Video message to the ASIC annual forum

Check against delivery

Hello to everyone in Sydney.

Welcome to the 2017 ASIC Annual Forum.

Unfortunately I can’t be there with you in person.

But I absolutely support the Forum’s focus on the future.

It’s a prudent and sensible theme.

There are new dimensions of ‘regtech’, big data and cyber security to explore.

There are also significant consumer issues to tackle, including the need to improve the culture within financial firms.

In fact, most of the topics that will be discussed at this Forum mirror the long-term challenges set out in ASIC’s corporate plan.

These challenges go to investor and consumer trust, digital disruption and cyber resilience.

The challenges also cover structural change, complexity and globalisation in our financial system.

It’s quite a formidable list, but that’s why this Forum is so important.

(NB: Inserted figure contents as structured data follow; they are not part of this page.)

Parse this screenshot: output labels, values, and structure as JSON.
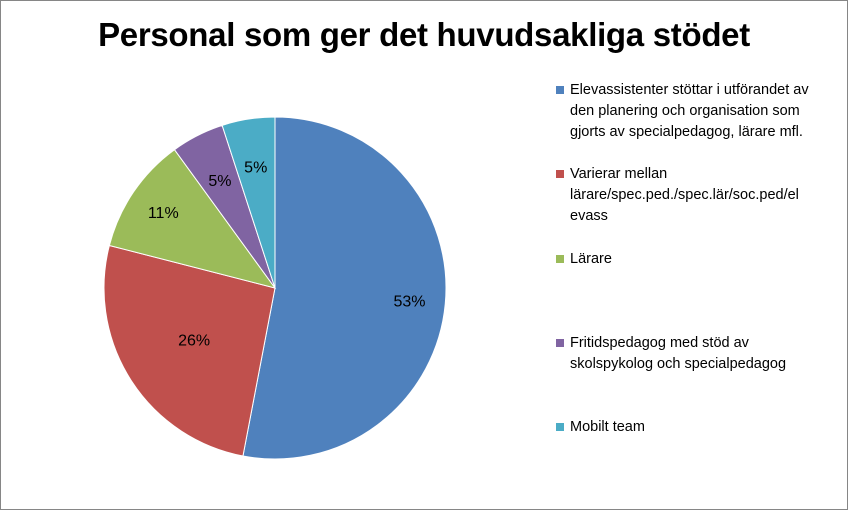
{
  "chart_data": {
    "type": "pie",
    "title": "Personal som ger det huvudsakliga stödet",
    "categories": [
      "Elevassistenter stöttar i utförandet av den planering och organisation som gjorts av specialpedagog, lärare mfl.",
      "Varierar mellan lärare/spec.ped./spec.lär/soc.ped/el evass",
      "Lärare",
      "Fritidspedagog med stöd av skolspykolog och specialpedagog",
      "Mobilt team"
    ],
    "values": [
      53,
      26,
      11,
      5,
      5
    ],
    "data_labels": [
      "53%",
      "26%",
      "11%",
      "5%",
      "5%"
    ],
    "colors": [
      "#4F81BD",
      "#C0504D",
      "#9BBB59",
      "#8064A2",
      "#4BACC6"
    ],
    "legend_position": "right"
  }
}
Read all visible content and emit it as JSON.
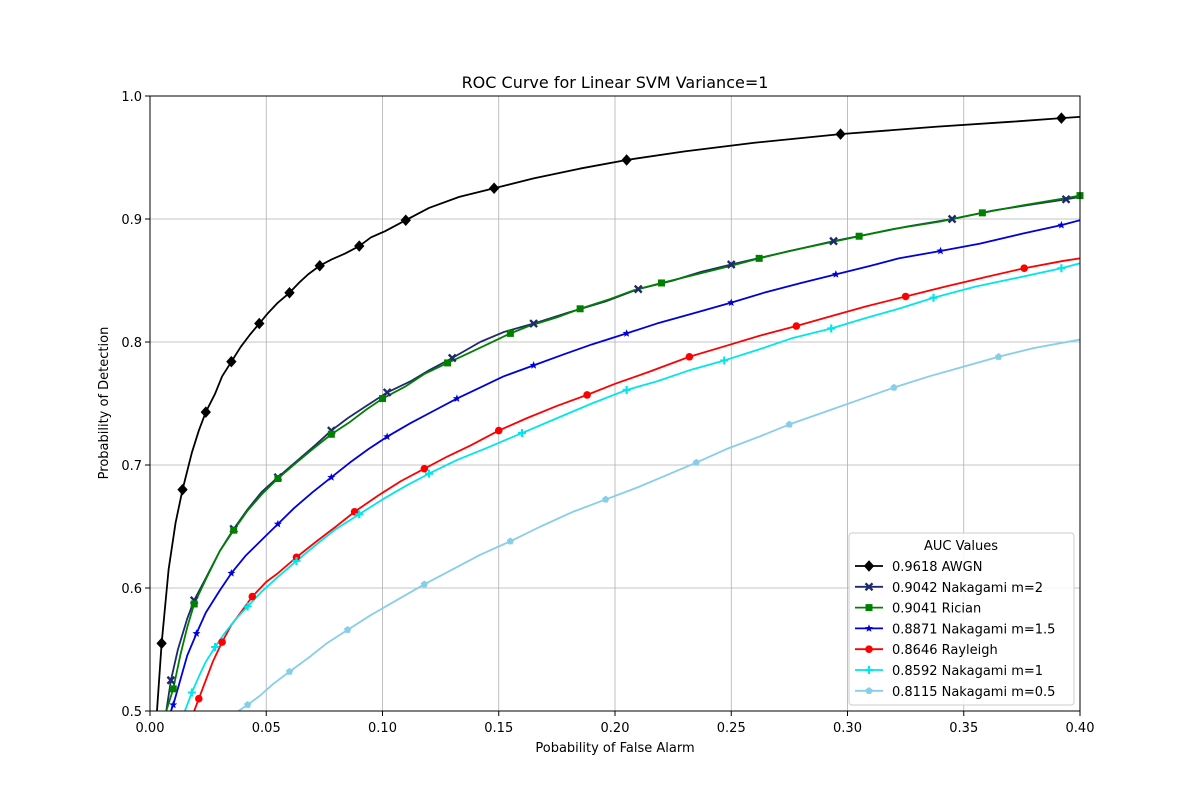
{
  "chart_data": {
    "type": "line",
    "title": "ROC Curve for Linear SVM Variance=1",
    "xlabel": "Pobability of False Alarm",
    "ylabel": "Probability of Detection",
    "xlim": [
      0.0,
      0.4
    ],
    "ylim": [
      0.5,
      1.0
    ],
    "xticks": [
      "0.00",
      "0.05",
      "0.10",
      "0.15",
      "0.20",
      "0.25",
      "0.30",
      "0.35",
      "0.40"
    ],
    "yticks": [
      "0.5",
      "0.6",
      "0.7",
      "0.8",
      "0.9",
      "1.0"
    ],
    "grid": true,
    "legend_title": "AUC Values",
    "legend_position": "lower-right",
    "series": [
      {
        "name": "0.9618 AWGN",
        "color": "#000000",
        "marker": "diamond",
        "x": [
          0.003,
          0.005,
          0.008,
          0.011,
          0.014,
          0.018,
          0.021,
          0.024,
          0.028,
          0.031,
          0.035,
          0.039,
          0.043,
          0.047,
          0.051,
          0.055,
          0.06,
          0.064,
          0.068,
          0.073,
          0.078,
          0.084,
          0.09,
          0.095,
          0.101,
          0.11,
          0.12,
          0.133,
          0.148,
          0.165,
          0.185,
          0.205,
          0.23,
          0.26,
          0.297,
          0.338,
          0.37,
          0.392,
          0.4
        ],
        "y": [
          0.5,
          0.555,
          0.615,
          0.653,
          0.68,
          0.71,
          0.728,
          0.743,
          0.758,
          0.772,
          0.784,
          0.796,
          0.806,
          0.815,
          0.824,
          0.832,
          0.84,
          0.848,
          0.855,
          0.862,
          0.867,
          0.872,
          0.878,
          0.885,
          0.89,
          0.899,
          0.909,
          0.918,
          0.925,
          0.933,
          0.941,
          0.948,
          0.955,
          0.962,
          0.969,
          0.975,
          0.979,
          0.982,
          0.983
        ]
      },
      {
        "name": "0.9042 Nakagami m=2",
        "color": "#1f2a6e",
        "marker": "x",
        "x": [
          0.007,
          0.009,
          0.012,
          0.016,
          0.019,
          0.024,
          0.03,
          0.036,
          0.042,
          0.048,
          0.055,
          0.063,
          0.071,
          0.078,
          0.085,
          0.093,
          0.102,
          0.112,
          0.12,
          0.13,
          0.142,
          0.152,
          0.165,
          0.18,
          0.196,
          0.21,
          0.225,
          0.237,
          0.25,
          0.266,
          0.28,
          0.294,
          0.31,
          0.326,
          0.345,
          0.363,
          0.38,
          0.394,
          0.4
        ],
        "y": [
          0.5,
          0.525,
          0.55,
          0.575,
          0.59,
          0.608,
          0.63,
          0.648,
          0.664,
          0.678,
          0.69,
          0.703,
          0.716,
          0.728,
          0.738,
          0.748,
          0.759,
          0.768,
          0.777,
          0.787,
          0.8,
          0.808,
          0.815,
          0.824,
          0.833,
          0.843,
          0.85,
          0.857,
          0.863,
          0.87,
          0.876,
          0.882,
          0.888,
          0.894,
          0.9,
          0.907,
          0.912,
          0.916,
          0.918
        ]
      },
      {
        "name": "0.9041 Rician",
        "color": "#008000",
        "marker": "square",
        "x": [
          0.007,
          0.01,
          0.013,
          0.016,
          0.019,
          0.024,
          0.03,
          0.036,
          0.042,
          0.048,
          0.055,
          0.063,
          0.07,
          0.078,
          0.086,
          0.093,
          0.1,
          0.11,
          0.118,
          0.128,
          0.136,
          0.145,
          0.155,
          0.163,
          0.175,
          0.185,
          0.198,
          0.208,
          0.22,
          0.235,
          0.25,
          0.262,
          0.275,
          0.29,
          0.305,
          0.32,
          0.34,
          0.358,
          0.375,
          0.391,
          0.4
        ],
        "y": [
          0.5,
          0.518,
          0.545,
          0.568,
          0.587,
          0.607,
          0.63,
          0.647,
          0.663,
          0.676,
          0.689,
          0.702,
          0.713,
          0.725,
          0.735,
          0.745,
          0.754,
          0.764,
          0.774,
          0.783,
          0.79,
          0.798,
          0.807,
          0.813,
          0.82,
          0.827,
          0.835,
          0.842,
          0.848,
          0.855,
          0.862,
          0.868,
          0.874,
          0.88,
          0.886,
          0.892,
          0.898,
          0.905,
          0.911,
          0.916,
          0.919
        ]
      },
      {
        "name": "0.8871 Nakagami m=1.5",
        "color": "#0000dd",
        "marker": "star",
        "x": [
          0.009,
          0.01,
          0.013,
          0.016,
          0.02,
          0.024,
          0.03,
          0.035,
          0.041,
          0.048,
          0.055,
          0.062,
          0.07,
          0.078,
          0.086,
          0.094,
          0.102,
          0.112,
          0.122,
          0.132,
          0.142,
          0.152,
          0.165,
          0.178,
          0.19,
          0.205,
          0.218,
          0.235,
          0.25,
          0.264,
          0.28,
          0.295,
          0.31,
          0.322,
          0.34,
          0.357,
          0.375,
          0.392,
          0.4
        ],
        "y": [
          0.5,
          0.505,
          0.525,
          0.545,
          0.563,
          0.58,
          0.598,
          0.612,
          0.626,
          0.639,
          0.652,
          0.665,
          0.678,
          0.69,
          0.702,
          0.713,
          0.723,
          0.734,
          0.744,
          0.754,
          0.763,
          0.772,
          0.781,
          0.79,
          0.798,
          0.807,
          0.815,
          0.824,
          0.832,
          0.84,
          0.848,
          0.855,
          0.862,
          0.868,
          0.874,
          0.88,
          0.888,
          0.895,
          0.899
        ]
      },
      {
        "name": "0.8646 Rayleigh",
        "color": "#ff0000",
        "marker": "circle",
        "x": [
          0.019,
          0.021,
          0.024,
          0.027,
          0.031,
          0.035,
          0.039,
          0.044,
          0.05,
          0.055,
          0.063,
          0.071,
          0.08,
          0.088,
          0.098,
          0.108,
          0.118,
          0.128,
          0.138,
          0.15,
          0.162,
          0.175,
          0.188,
          0.2,
          0.215,
          0.232,
          0.248,
          0.262,
          0.278,
          0.293,
          0.308,
          0.325,
          0.342,
          0.36,
          0.376,
          0.393,
          0.4
        ],
        "y": [
          0.5,
          0.51,
          0.525,
          0.54,
          0.556,
          0.57,
          0.58,
          0.593,
          0.605,
          0.612,
          0.625,
          0.637,
          0.65,
          0.662,
          0.675,
          0.687,
          0.697,
          0.707,
          0.716,
          0.728,
          0.738,
          0.748,
          0.757,
          0.766,
          0.776,
          0.788,
          0.797,
          0.805,
          0.813,
          0.821,
          0.829,
          0.837,
          0.845,
          0.853,
          0.86,
          0.866,
          0.868
        ]
      },
      {
        "name": "0.8592 Nakagami m=1",
        "color": "#00e5ee",
        "marker": "plus",
        "x": [
          0.015,
          0.018,
          0.021,
          0.024,
          0.028,
          0.032,
          0.037,
          0.042,
          0.048,
          0.055,
          0.063,
          0.072,
          0.08,
          0.09,
          0.1,
          0.11,
          0.12,
          0.132,
          0.145,
          0.16,
          0.175,
          0.19,
          0.205,
          0.218,
          0.232,
          0.247,
          0.262,
          0.276,
          0.293,
          0.307,
          0.322,
          0.337,
          0.355,
          0.375,
          0.392,
          0.4
        ],
        "y": [
          0.5,
          0.515,
          0.528,
          0.54,
          0.552,
          0.563,
          0.575,
          0.585,
          0.597,
          0.609,
          0.622,
          0.636,
          0.648,
          0.66,
          0.672,
          0.683,
          0.693,
          0.704,
          0.714,
          0.726,
          0.738,
          0.75,
          0.761,
          0.768,
          0.777,
          0.785,
          0.794,
          0.803,
          0.811,
          0.819,
          0.827,
          0.836,
          0.845,
          0.853,
          0.86,
          0.864
        ]
      },
      {
        "name": "0.8115 Nakagami m=0.5",
        "color": "#87ceeb",
        "marker": "pentagon",
        "x": [
          0.038,
          0.042,
          0.047,
          0.053,
          0.06,
          0.068,
          0.076,
          0.085,
          0.095,
          0.106,
          0.118,
          0.13,
          0.142,
          0.155,
          0.168,
          0.182,
          0.196,
          0.21,
          0.22,
          0.235,
          0.248,
          0.262,
          0.275,
          0.29,
          0.305,
          0.32,
          0.335,
          0.35,
          0.365,
          0.38,
          0.4
        ],
        "y": [
          0.5,
          0.505,
          0.512,
          0.522,
          0.532,
          0.543,
          0.555,
          0.566,
          0.578,
          0.59,
          0.603,
          0.615,
          0.627,
          0.638,
          0.65,
          0.662,
          0.672,
          0.682,
          0.69,
          0.702,
          0.713,
          0.723,
          0.733,
          0.743,
          0.753,
          0.763,
          0.772,
          0.78,
          0.788,
          0.795,
          0.802
        ]
      }
    ]
  }
}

These challenges aren’t just for our regulator or for government to address.

They are long-term challenges for the financial services industry and for everyone who participates in our financial system.

Most importantly, they are challenges that require immediate attention.

The Government’s position is quite straightforward.

We need to ensure the strength and stability of our markets and financial system.

We need to ensure our regulatory system remains the benchmark for the rest of the world.

At the same time, we need to make sure our corporate regulator has the tools it needs to administer the corporate and financial services law.

We have to ensure our companies and financial firms live up to community expectations and treat their customers and clients fairly and ethically.

On that front, after conducting a Capability Review of ASIC, we strengthened the Regulator’s resources, with a $121 million funding package.

This funding package will be directed towards enhanced surveillance and enforcement activities, to ensure that ASIC is well placed to proactively combat misconduct in the financial services industry.

We also need to ensure consumers get access to justice in a timely manner without the need for ASIC to intervene.

And that’s why we tasked an eminent panel chaired by Professor Ian Ramsay, with Julie Abramson and Alan Kirkland, to review the current external dispute framework and provide recommendations for improvement.

Specifically, to allow a one-stop-shop for consumers to get access to justice in a timely manner, independent review, and binding compensation payments

We look forward to receiving the Panel’s final report on the one-stop-shop shortly.

The Government has also recently settled the terms of reference for, and appointed the members of, an expert Taskforce to review ASIC’s powers and enforcement toolkit.

The Taskforce will consider the breach reporting framework, ASIC’s role in relation to industry codes of conduct, the adequacy of civil and criminal penalties and ASIC’s information gathering powers.

The Taskforce will report to Government later this year.

I’d also like to mention the Government’s plans in relation to those who blow the whistle on corporate misconduct.

Now we all know that corporate crime can be difficult to detect and protection for whistle-blowers is an important way to lift the lid on both tax fraud and corporate misconduct.

The Government recently announced, as part of the Open Government Partnership National Action Plan, a commitment to review and consult on a new whistle-blower protection regime in the tax area, and to improve the whistle-blower protection regime in the Corporations Act.

We want to ensure the regulatory settings are right to encourage whistle-blowers to come forward, without fear of recrimination.

Finally, I’d like to mention another initiative that the Government is very committed to – financial literacy.

Financial literacy is about educating the next generation to understand the plethora of complex financial products and services that are available to them.

ASIC provides a range of financial literacy resources for both primary and secondary teachers that align with the Australian curriculum. Since 2012, more than 50 per cent of schools across Australia have engaged with ASIC's MoneySmart Teaching program.

I think these initiatives are a good note to finish on.

All the best for the next couple of days as you look to the horizon.